Finder of Zakynthos ruins refutes natural phenomenon claim
Last month we reported on a study which claimed that the ancient ruins of Zakynthos in Greece are nothing but a natural phenomenon . It was a strange u-turn considering that the Underwater Antiquities Department had announced that the original discovery included huge public buildings, cobblestone paving, bases for pillars and other building materials. We raised a question about whether this new study was authentic or whether there were attempts to suppress the original findings. So we asked the man who first found the site, Pavlos Voutos, to share his perspective.
About 25 years ago, I started diving in the clear blue waters of Zakynthos. Many times I passed through the water seeing small broken pieces of ceramics and I asked myself where they were from. I thought that maybe there was something buried in the sand. I believed that there was definitely something ancient around the area that deserved more investigation. For many years I didn’t find any other clues to prove this.
My love for the sea made me buy an underwater camera to start taking photographs of my diving excursions. It was then that the secret was revealed to my eyes. One day, I photographed some small colourful fish and later, when I was looking at the photographs on my computer, I realised that some of the stones behind the fish had shapes and lines that looked man made.
After searching a little bit better in a place with bad visibility, which I had previously avoided, I found the rest of the stones, round bases of columns, small columns, mill stones, huge square-shaped stones, shaped eaves (even today we still use them in stone buildings above windows and doors), and three rows which look like paths and are completely straight. Each row is about 200 meters long and two of them are completely parallel. I realized that many fishermen with nets had been in the area and caught Amphora but no one knew what was down there.
Then started my adventure with the authorities, who neither believed me nor cared. So I decided to upload some photographs on Google earth. After a couple of years, the Vice Mayor of Zakynthos discovered them and called me to meet, and to show and tell him more. Everyone in that meeting was impressed and immediately decided to call the underwater archeologists. They came after about a month and we met in front of a committee of about fifteen people. They saw the photographs and they spoke about the clear indications that they were ancient ruins.

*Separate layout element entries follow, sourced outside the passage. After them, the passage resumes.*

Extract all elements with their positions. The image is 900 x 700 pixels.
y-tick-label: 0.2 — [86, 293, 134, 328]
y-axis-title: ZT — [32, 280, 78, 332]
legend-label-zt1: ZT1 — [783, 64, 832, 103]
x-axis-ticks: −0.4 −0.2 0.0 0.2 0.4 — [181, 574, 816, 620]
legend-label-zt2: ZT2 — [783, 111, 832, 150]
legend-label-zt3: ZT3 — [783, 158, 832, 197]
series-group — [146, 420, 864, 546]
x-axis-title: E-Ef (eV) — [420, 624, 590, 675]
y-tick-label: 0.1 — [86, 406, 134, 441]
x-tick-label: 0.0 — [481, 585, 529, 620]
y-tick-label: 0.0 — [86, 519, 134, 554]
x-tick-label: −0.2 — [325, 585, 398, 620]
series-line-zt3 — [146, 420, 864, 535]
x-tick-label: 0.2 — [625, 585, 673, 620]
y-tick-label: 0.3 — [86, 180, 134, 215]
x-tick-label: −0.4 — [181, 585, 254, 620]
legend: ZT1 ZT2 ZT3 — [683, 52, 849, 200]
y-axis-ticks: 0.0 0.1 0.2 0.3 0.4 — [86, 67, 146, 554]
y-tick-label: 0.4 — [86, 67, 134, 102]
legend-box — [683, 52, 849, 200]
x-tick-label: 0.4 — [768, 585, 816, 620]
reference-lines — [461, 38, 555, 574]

Over the next few days we returned to the area for diving. The archaeologists were very excited and they talked about a big ancient building of significance. On that dive they took out a round stone with a hole in it and, after examining it, concluded that it was a mill stone. They then returned it to where it was found. They also did a couple of dives on their own and gave us another appointment to come back in October 2013 to do a more complete research. They made an official announcement of the finding on the Ministry of Culture website using my photographs and describing the stones and rows as indicative of ancient ruins. The Director of the Underwater Archeology Department was interviewed on the government’s National TV channel showing my photographs (without naming them as mine). They hid my identity, even when asked by the reporters.
When they came back in October, the atmosphere had completely changed. The archaeologists and rest of the team seemed uninterested, stressed and upset with everything and everybody. In June, they had told us that they would bring a group of diving scientists, archeologists, topographers, architects, geologist and an artist to make the underwater map of the area. Instead only one of the archeologist divers and three escort divers came to re-examine the area. That was surprising to me. They also complained to us that we had given a lot of publicity to the finds, however it was them that made the announcement on National TV.
During the dive in October, they didn’t want anyone to go close to them, not even me, and they specifically mentioned that they didn’t want any reporters there. After a few days of diving and before the geologists came, a local fisherman brought a piece of ancient stone which he had caught in his nets in the area. He broke it in front of them shouting to go away because it’s a geological phenomenon and it’s not their business to be there.
The geologists that came were not divers and did not see the site as it was under the water, so they could not see the context or positioning of the stones and rows. They were given specific and targeted specimens by the archeologists and even before they took the specimens to the laboratory to conduct an examination, they had already announced to the media that it was a unique geological phenomenon.
The whole announcement, you have already read through the media and if anyone wants to read more and see all the photos, you can visit my Facebook Page . It’s very important for people to share their opinions, comments and ideas about the whole matter. Any help and support is very welcome and grateful. I am very worried about the future of this mysterious place.
I also want to mention that for the 180 degree turn of the Greek government, I can only assume a number of different possibilities. First of all, a big piece of the find lies under a little harbour and a few people may be afraid about the future of the harbour. Secondly, the whole area is full of ancient finds, tombs, myths and places named after Odysseus of Ithica and some people might be afraid for their land, houses and businesses. Finally, as everybody knows, Greece is a bankrupt country and is controlled completely by the Troika and IMF. I believe that some of the bureaucrats and politicians would not like the money spent on a very expensive underwater expedition.
I think if these mysterious stones are ancient, they deserve a more thorough investigation and to be treated as the valuable items that they are.